His shop was looted of goods worth £200,000 and he donated the same to the poor

March 04, 2012 02:23 am | Updated 02:59 am IST - LONDON:

Answering to what he described as his “inner voice,” a businessman from Punjab who lost £200,000 worth of property when his shop was attacked and looted in last summer's London riots, has decided to donate the recovered goods to the poor and the elderly.

Brij Sahgal (80), who runs a successful electronics shop in the west London suburb of Ealing, tried to play down the gesture protesting there was “nothing very grand” about it.

“I just listened to my inner voice. My inner voice told me that this is what I should do — and so here I am,” he told The Hindu .

Mr. Sahgal, originally from Jalandhar, laughed when asked whether he was a religious person.

Very spiritual

“No. But I am very spiritual. I am also a very stress-free man. Sometimes I joke that when God built me, he forgot to put stress in me,” he said.

The donation would go to needy individuals, especially “senior citizens,” rather than to a charity.

Mr. Sahgal said he had no grudge against the looters.

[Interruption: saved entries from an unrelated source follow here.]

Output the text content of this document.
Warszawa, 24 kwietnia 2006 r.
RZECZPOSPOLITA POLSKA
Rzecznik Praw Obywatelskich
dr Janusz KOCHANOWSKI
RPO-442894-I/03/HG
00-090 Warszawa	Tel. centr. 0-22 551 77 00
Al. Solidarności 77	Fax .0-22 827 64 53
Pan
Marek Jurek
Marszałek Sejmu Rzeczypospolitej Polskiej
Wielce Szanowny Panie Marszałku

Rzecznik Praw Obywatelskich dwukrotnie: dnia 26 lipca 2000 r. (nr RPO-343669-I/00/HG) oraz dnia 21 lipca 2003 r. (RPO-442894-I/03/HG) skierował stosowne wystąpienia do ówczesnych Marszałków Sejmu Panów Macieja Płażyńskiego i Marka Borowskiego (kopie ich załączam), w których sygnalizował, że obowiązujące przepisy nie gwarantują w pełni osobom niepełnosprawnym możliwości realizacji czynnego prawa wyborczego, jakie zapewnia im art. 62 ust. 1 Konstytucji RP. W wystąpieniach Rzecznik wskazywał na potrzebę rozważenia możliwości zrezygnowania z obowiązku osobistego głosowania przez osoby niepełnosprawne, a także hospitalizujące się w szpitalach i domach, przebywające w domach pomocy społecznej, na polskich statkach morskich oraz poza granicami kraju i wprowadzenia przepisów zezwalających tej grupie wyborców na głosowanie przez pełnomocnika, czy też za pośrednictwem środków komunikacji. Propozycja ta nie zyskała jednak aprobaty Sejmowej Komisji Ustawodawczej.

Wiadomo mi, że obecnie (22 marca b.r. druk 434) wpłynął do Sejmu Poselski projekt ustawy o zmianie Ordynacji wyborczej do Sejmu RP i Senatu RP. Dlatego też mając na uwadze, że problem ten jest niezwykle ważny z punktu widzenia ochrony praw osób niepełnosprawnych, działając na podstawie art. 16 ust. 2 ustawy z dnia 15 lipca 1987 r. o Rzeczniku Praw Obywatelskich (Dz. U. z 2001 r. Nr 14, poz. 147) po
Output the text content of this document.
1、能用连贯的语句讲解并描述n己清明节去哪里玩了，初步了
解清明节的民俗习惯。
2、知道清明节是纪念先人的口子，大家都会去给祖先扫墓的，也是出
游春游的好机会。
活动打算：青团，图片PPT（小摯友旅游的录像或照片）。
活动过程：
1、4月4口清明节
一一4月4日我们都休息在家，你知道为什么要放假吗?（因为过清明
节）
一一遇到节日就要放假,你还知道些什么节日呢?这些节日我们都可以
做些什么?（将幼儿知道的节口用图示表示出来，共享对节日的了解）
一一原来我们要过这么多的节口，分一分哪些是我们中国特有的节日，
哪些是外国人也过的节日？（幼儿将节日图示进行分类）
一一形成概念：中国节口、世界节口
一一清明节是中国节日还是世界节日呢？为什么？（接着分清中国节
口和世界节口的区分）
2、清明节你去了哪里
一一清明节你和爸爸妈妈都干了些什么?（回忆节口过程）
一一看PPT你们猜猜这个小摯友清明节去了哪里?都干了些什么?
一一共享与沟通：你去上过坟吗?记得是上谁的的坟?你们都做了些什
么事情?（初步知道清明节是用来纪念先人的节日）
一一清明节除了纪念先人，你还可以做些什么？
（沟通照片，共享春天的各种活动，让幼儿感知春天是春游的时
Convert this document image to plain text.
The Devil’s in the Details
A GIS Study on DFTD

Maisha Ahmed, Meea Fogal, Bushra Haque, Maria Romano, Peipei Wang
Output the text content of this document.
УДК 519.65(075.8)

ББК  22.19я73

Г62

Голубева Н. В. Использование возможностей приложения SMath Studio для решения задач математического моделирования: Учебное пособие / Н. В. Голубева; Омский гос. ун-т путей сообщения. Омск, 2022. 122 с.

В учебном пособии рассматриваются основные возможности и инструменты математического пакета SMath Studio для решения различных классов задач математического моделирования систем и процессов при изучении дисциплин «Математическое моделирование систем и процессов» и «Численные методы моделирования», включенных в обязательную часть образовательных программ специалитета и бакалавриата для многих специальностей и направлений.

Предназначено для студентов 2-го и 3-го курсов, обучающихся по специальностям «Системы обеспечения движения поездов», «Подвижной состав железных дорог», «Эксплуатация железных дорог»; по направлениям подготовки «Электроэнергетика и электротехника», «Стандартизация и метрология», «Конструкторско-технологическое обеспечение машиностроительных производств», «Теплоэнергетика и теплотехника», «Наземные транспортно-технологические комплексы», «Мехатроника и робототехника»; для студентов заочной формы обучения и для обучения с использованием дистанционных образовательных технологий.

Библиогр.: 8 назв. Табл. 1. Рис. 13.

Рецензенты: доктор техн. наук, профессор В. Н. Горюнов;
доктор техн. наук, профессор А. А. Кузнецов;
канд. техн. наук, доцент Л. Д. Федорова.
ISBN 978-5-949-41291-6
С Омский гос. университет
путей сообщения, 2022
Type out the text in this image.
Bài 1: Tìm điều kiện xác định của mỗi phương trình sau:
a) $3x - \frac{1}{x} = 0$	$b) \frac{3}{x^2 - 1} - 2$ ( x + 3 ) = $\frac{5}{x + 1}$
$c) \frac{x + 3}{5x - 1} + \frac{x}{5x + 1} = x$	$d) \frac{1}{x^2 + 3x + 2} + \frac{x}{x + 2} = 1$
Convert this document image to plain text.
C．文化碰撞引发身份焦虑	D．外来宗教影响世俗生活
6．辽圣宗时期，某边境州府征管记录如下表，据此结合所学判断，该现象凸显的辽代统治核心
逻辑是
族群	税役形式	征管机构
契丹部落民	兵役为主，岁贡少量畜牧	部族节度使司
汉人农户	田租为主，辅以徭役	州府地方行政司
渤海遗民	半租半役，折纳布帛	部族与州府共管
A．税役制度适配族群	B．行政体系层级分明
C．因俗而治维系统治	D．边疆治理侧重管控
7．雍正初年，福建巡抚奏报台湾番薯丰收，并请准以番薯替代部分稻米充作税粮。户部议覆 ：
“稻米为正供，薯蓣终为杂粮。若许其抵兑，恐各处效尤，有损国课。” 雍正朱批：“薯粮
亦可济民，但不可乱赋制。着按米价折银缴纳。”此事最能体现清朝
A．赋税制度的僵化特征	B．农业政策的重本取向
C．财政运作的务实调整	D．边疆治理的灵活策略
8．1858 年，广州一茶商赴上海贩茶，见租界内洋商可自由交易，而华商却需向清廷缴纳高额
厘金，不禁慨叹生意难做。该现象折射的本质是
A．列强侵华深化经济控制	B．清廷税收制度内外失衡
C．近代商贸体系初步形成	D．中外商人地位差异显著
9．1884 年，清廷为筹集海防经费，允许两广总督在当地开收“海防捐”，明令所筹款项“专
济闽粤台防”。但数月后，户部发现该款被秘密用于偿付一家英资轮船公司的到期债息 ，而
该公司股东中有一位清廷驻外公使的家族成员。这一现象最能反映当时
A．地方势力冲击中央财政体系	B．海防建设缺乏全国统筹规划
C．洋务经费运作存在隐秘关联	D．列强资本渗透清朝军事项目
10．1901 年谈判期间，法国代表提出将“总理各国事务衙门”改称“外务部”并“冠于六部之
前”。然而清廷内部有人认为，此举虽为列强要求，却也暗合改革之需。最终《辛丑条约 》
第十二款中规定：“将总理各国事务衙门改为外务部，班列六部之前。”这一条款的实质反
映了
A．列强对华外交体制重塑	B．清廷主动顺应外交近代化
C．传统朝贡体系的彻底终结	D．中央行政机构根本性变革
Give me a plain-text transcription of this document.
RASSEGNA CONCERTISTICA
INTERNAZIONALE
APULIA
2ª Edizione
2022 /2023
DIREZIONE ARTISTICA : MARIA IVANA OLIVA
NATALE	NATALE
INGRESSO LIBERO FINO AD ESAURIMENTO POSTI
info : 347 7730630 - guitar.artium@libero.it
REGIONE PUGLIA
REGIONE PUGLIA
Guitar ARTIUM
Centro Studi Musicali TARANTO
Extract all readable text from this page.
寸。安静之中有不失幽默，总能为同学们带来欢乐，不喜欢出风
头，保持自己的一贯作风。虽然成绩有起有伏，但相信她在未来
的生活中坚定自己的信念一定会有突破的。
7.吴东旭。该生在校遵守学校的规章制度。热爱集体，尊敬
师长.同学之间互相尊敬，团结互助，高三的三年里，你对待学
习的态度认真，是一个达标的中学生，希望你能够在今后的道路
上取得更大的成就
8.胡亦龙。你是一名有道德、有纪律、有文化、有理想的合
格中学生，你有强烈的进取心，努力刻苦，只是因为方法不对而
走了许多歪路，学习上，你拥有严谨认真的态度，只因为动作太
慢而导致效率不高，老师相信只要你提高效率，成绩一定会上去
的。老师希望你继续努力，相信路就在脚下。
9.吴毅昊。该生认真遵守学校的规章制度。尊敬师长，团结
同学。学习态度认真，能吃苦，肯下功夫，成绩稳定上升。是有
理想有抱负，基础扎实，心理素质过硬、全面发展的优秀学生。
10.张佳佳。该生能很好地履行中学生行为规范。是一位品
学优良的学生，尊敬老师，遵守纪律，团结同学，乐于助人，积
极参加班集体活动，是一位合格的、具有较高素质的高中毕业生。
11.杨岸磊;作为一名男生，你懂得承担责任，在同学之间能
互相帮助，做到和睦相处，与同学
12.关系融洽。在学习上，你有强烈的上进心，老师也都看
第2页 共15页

“We are back to normal and the people who did this have suffered the most. I don't have any suffering — I don't feel any tension and that's because I am a very relaxed person,” he said.

Do community service

Two men — Santos St. John (30) and Clive Owori ( 24) — who were caught on CCTV fleeing the shop with the stolen goods have been given suspended sentences and ordered to do 200 hours of community service.

“This is a quite poignant case of the owner sitting across the road watching his store being cleared out,” the judge told them.